The authors of a case report (Yazici and Percinel 2014) and a case series (Yazici and Percinel 2015) describe the use of N-acetylcysteine (NAC) augmentation for treatment-resistant OCD in children and adolescents. NAC dosages were initiated at 600 mg/day and increased up to 2,400–3,000 mg/day. Improvement in OCD symptoms was found in some cases.

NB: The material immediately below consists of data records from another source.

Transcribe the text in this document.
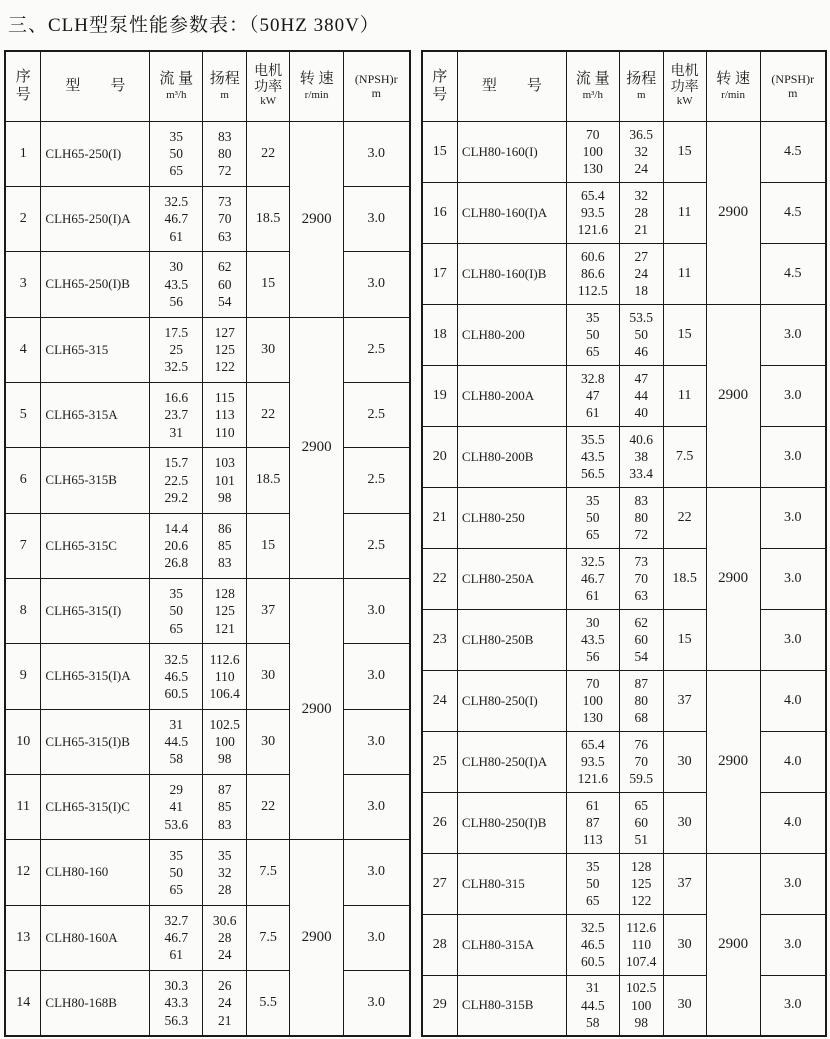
三、CLH型泵性能参数表：（50HZ 380V）
序
号

型　　号	流 量
m³/h

扬程
m

电机
功率
kW

转 速
r/min

(NPSH)r
m

1	CLH65-250(I)	
35
50
65

83
80
72
	22	2900	3.0
2	CLH65-250(I)A	
32.5
46.7
61

73
70
63
	18.5	3.0
3	CLH65-250(I)B	
30
43.5
56

62
60
54
	15	3.0
4	CLH65-315	
17.5
25
32.5

127
125
122
	30	2900	2.5
5	CLH65-315A	
16.6
23.7
31

115
113
110
	22	2.5
6	CLH65-315B	
15.7
22.5
29.2

103
101
98
	18.5	2.5
7	CLH65-315C	
14.4
20.6
26.8

86
85
83
	15	2.5
8	CLH65-315(I)	
35
50
65

128
125
121
	37	2900	3.0
9	CLH65-315(I)A	
32.5
46.5
60.5

112.6
110
106.4
	30	3.0
10	CLH65-315(I)B	
31
44.5
58

102.5
100
98
	30	3.0
11	CLH65-315(I)C	
29
41
53.6

87
85
83
	22	3.0
12	CLH80-160	
35
50
65

35
32
28
	7.5	2900	3.0
13	CLH80-160A	
32.7
46.7
61

30.6
28
24
	7.5	3.0
14	CLH80-168B	
30.3
43.3
56.3

26
24
21
	5.5	3.0
序
号

型　　号	流 量
m³/h

扬程
m

电机
功率
kW

转 速
r/min

(NPSH)r
m

15	CLH80-160(I)	
70
100
130

36.5
32
24
	15	2900	4.5
16	CLH80-160(I)A	
65.4
93.5
121.6

32
28
21
	11	4.5
17	CLH80-160(I)B	
60.6
86.6
112.5

27
24
18
	11	4.5
18	CLH80-200	
35
50
65

53.5
50
46
	15	2900	3.0
19	CLH80-200A	
32.8
47
61

47
44
40
	11	3.0
20	CLH80-200B	
35.5
43.5
56.5

40.6
38
33.4
	7.5	3.0
21	CLH80-250	
35
50
65

83
80
72
	22	2900	3.0
22	CLH80-250A	
32.5
46.7
61

73
70
63
	18.5	3.0
23	CLH80-250B	
30
43.5
56

62
60
54
	15	3.0
24	CLH80-250(I)	
70
100
130

87
80
68
	37	2900	4.0
25	CLH80-250(I)A	
65.4
93.5
121.6

76
70
59.5
	30	4.0
26	CLH80-250(I)B	
61
87
113

65
60
51
	30	4.0
27	CLH80-315	
35
50
65

128
125
122
	37	2900	3.0
28	CLH80-315A	
32.5
46.5
60.5

112.6
110
107.4
	30	3.0
29	CLH80-315B	
31
44.5
58

102.5
100
98
	30	3.0
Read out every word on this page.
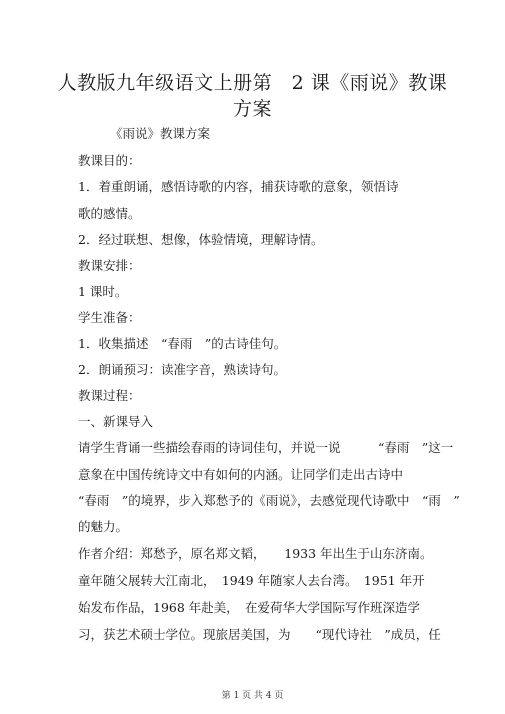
人教版九年级语文上册第　2 课《雨说》教课
方案

《雨说》教课方案

教课目的：

1．着重朗诵，感悟诗歌的内容，捕获诗歌的意象，领悟诗

歌的感情。

2．经过联想、想像，体验情境，理解诗情。

教课安排：

1 课时。

学生准备：

1．收集描述　“春雨　”的古诗佳句。

2．朗诵预习：读准字音，熟读诗句。

教课过程：

一、新课导入

请学生背诵一些描绘春雨的诗词佳句，并说一说　　　“春雨　”这一

意象在中国传统诗文中有如何的内涵。让同学们走出古诗中

“春雨　”的境界，步入郑愁予的《雨说》，去感觉现代诗歌中　“雨　”

的魅力。

作者介绍：郑愁予，原名郑文韬，　　1933 年出生于山东济南。

童年随父展转大江南北，　1949 年随家人去台湾。　1951 年开

始发布作品，1968 年赴美，　在爱荷华大学国际写作班深造学

习，获艺术硕士学位。现旅居美国，为　　“现代诗社　”成员，任

第 1 页 共 4 页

SSRIs are the medication treatment of choice for OCD in children and adolescents (American Academy of Child and Adolescent Psychiatry 2012). Clomipramine is also effective in the treatment of this disorder; however, it is not a first-line treatment because of its adverse-event profile. A 12-week trial at an adequate dosage is indicated to determine whether a child with OCD will respond to an SSRI. If a child fails to respond to one SSRI, switching to another SSRI is a reasonable strategy. Clomipramine, either as monotherapy or as augmentation of an SSRI, may be a third treatment option. Other possible SSRI augmentation strategies are clonazepam and atypical antipsychotics; however, these agents have not received systematic study. Some children may require long-term medication maintenance; however, it is reasonable to attempt medication discontinuation 1 year after symptom stabilization. Medication should be tapered gradually to assess for relapse. Two or three relapses should lead to long-term treatment.
The prevalence of posttraumatic stress disorder (PTSD) in adolescents is reported to be 5% (Merikangas et al. 2010). The criteria for diagnosing PTSD in children older than age 6 years are the same as those used for adults (American Psychiatric Association 2013). PTSD symptoms in children tend to vary over time, and although the disorder is chronic, the course is prolonged with greater severity of the stressor (Clarke et al. 1993).
The efficacy of sertraline was evaluated in a 10-week double-blind, placebo-controlled trial in 131 children and adolescents with PTSD (Robb et al. 2010). Sertraline dosages ranged from 50 to 200 mg/day. There was no difference between sertraline-treated patients and placebo-treated patients in scores on the primary outcome measure, the University of California, Los Angeles Post-Traumatic Stress Disorder Index for DSM-IV (UCLA PTSD-I).
The benefit of adding sertraline versus placebo to trauma-focused CBT was assessed in a controlled 12-week trial (Cohen et al. 2007). Although both groups showed significant improvement in symptoms of PTSD, there was no significant advantage from adding sertraline rather than placebo to CBT.
Eight adolescents with PTSD received citalopram in a fixed daily dosage of 20 mg in a 12-week open-label study (Seedat et al. 2001). Core PTSD symptoms of reexperiencing, avoidance, and hyperarousal showed statistically significant improvement at week 12, with a 38% reduction in total score on the Clinician-Administered PTSD Scale—Child and Adolescent Version (CAPS-CA). Citalopram was well tolerated, and the most common side effects were increased sweating, nausea, headache, and tiredness.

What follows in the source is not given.